An Ignored Metric

A while back I wrote about the “Forgotten Metric.” I talked about how so few companies measure forecasting accuracy and why that is a mistake. In this post, I’m going to talk about another missed metric.  It’s the average deal size. In all my years of selling I’ve never worked for a company, nor consulted with a company that measured the average deal size AND managed its sales people to it. It baffles me. The average deal size is a KILLER way to determine the value of your sales people and the effectiveness of the sales team. It gives you insight into a number of important metrics including:

  1. How well a sales person can preserve pricing integrity. In other words, do they cave on pricing or do they have a backbone?
  2. How well a sales person upsells or bundles additional products and services.
  3. Which sales people are the most efficient with company time and resources.

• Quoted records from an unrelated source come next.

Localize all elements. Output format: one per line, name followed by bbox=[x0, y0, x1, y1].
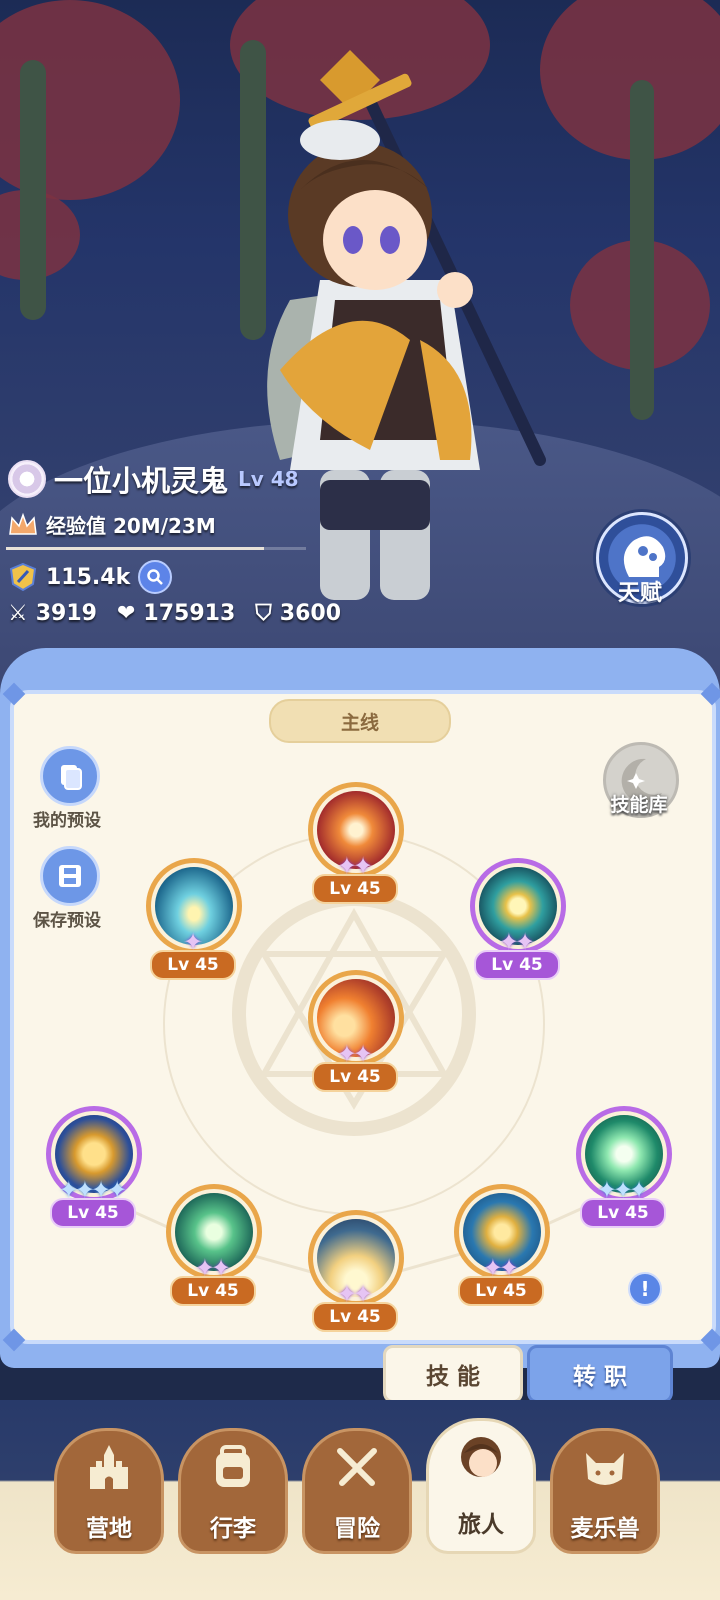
power-shield-icon bbox=[9, 562, 37, 592]
nav-item-camp[interactable]: 营地 bbox=[54, 1428, 164, 1554]
skill-level: Lv 45 bbox=[170, 1276, 256, 1306]
nav-item-adventure[interactable]: 冒险 bbox=[302, 1428, 412, 1554]
skill-level: Lv 45 bbox=[150, 950, 236, 980]
nav-label: 旅人 bbox=[458, 1512, 504, 1538]
crown-icon bbox=[9, 512, 37, 535]
search-icon bbox=[147, 569, 164, 585]
defense-shield-icon: ⛉ bbox=[255, 601, 272, 626]
power-detail-button[interactable] bbox=[138, 560, 173, 594]
skill-slot[interactable]: ✦✦✦✦ Lv 45 bbox=[36, 1106, 146, 1236]
skill-level: Lv 45 bbox=[312, 874, 398, 904]
combat-stats-row: ⚔ 3919 ❤ 175913 ⛉ 3600 bbox=[8, 601, 361, 626]
hero-name: 一位小机灵鬼 bbox=[54, 464, 229, 498]
hero-level: Lv 48 bbox=[238, 467, 299, 491]
castle-icon bbox=[90, 1445, 128, 1489]
skill-level: Lv 45 bbox=[312, 1062, 398, 1092]
skill-slot[interactable]: ✦✦ Lv 45 bbox=[298, 782, 408, 912]
tab-job-change[interactable]: 转 职 bbox=[527, 1345, 673, 1403]
save-disk-icon bbox=[59, 865, 81, 887]
talent-label: 天赋 bbox=[617, 581, 662, 606]
skill-library-label: 技能库 bbox=[610, 794, 668, 816]
skill-slot[interactable]: ✦✦ Lv 45 bbox=[460, 858, 570, 988]
avatar-badge-icon[interactable] bbox=[8, 460, 46, 498]
hero-portrait-icon bbox=[461, 1437, 501, 1477]
attack-value: 3919 bbox=[35, 601, 97, 626]
skill-slot[interactable]: ✦✦ Lv 45 bbox=[156, 1184, 266, 1314]
defense-value: 3600 bbox=[279, 601, 342, 626]
exp-text: 经验值 20M/23M bbox=[46, 514, 216, 538]
cards-icon bbox=[61, 765, 82, 790]
tab-skills[interactable]: 技 能 bbox=[383, 1345, 523, 1403]
health-heart-icon: ❤ bbox=[116, 601, 136, 626]
tree-trunk bbox=[20, 60, 46, 320]
my-presets-label: 我的预设 bbox=[33, 811, 101, 831]
nav-label: 行李 bbox=[210, 1516, 256, 1542]
skill-level: Lv 45 bbox=[474, 950, 560, 980]
attack-swords-icon: ⚔ bbox=[8, 601, 28, 626]
info-button[interactable]: ! bbox=[628, 1272, 662, 1306]
mainline-tab[interactable]: 主线 bbox=[269, 699, 451, 743]
health-value: 175913 bbox=[143, 601, 236, 626]
skill-level: Lv 45 bbox=[458, 1276, 544, 1306]
crossed-swords-icon bbox=[337, 1448, 377, 1486]
backpack-icon bbox=[216, 1445, 250, 1487]
nav-item-pets[interactable]: 麦乐兽 bbox=[550, 1428, 660, 1554]
hero-character bbox=[267, 50, 546, 600]
exp-row: 经验值 20M/23M bbox=[8, 510, 216, 539]
power-row: 115.4k bbox=[8, 560, 173, 594]
nav-label: 营地 bbox=[86, 1516, 132, 1542]
combat-power: 115.4k bbox=[46, 564, 131, 590]
hero-name-row: 一位小机灵鬼 Lv 48 bbox=[8, 458, 299, 500]
exp-progress-bar bbox=[6, 547, 306, 550]
nav-label: 麦乐兽 bbox=[570, 1516, 640, 1542]
skill-slot[interactable]: ✦✦ Lv 45 bbox=[298, 1210, 408, 1340]
skill-level: Lv 45 bbox=[580, 1198, 666, 1228]
skill-slot[interactable]: ✦✦ Lv 45 bbox=[444, 1184, 554, 1314]
skill-level: Lv 45 bbox=[312, 1302, 398, 1332]
nav-label: 冒险 bbox=[334, 1516, 380, 1542]
nav-item-traveler[interactable]: 旅人 bbox=[426, 1418, 536, 1554]
save-preset-button[interactable] bbox=[40, 846, 100, 906]
skill-level: Lv 45 bbox=[50, 1198, 136, 1228]
game-scene: 一位小机灵鬼 Lv 48 经验值 20M/23M 115.4k ⚔ 3919 ❤… bbox=[0, 0, 720, 700]
save-preset-label: 保存预设 bbox=[33, 911, 101, 931]
skill-slot[interactable]: ✦✦✦ Lv 45 bbox=[566, 1106, 676, 1236]
my-presets-button[interactable] bbox=[40, 746, 100, 806]
tree-trunk bbox=[630, 80, 654, 420]
skill-slot[interactable]: ✦ Lv 45 bbox=[136, 858, 246, 988]
skill-slot[interactable]: ✦✦ Lv 45 bbox=[298, 970, 408, 1100]
nav-item-luggage[interactable]: 行李 bbox=[178, 1428, 288, 1554]
cat-pet-icon bbox=[586, 1453, 624, 1485]
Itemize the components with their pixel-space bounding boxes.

Knowing your average deal size by rep let’s you see who your most efficient sales people are. Deals take a long time to close. Therefore you want to get the most out of every deal. The rep who closes 15 million in 15 deals is far more efficient than the person who closes 17 million in 25 deals.  The person selling 17 million is working a lot harder and using more company resources to get that 17 million.

Sales people are expensive. Getting the most out of them is critical.  When the average deal size goes up, your cost of sales goes down and that’s a good thing.

Do you measure the productivity of your reps? Do you know which of your reps gets the most out of every deal?  You should.

Average deal size, an ignored metric.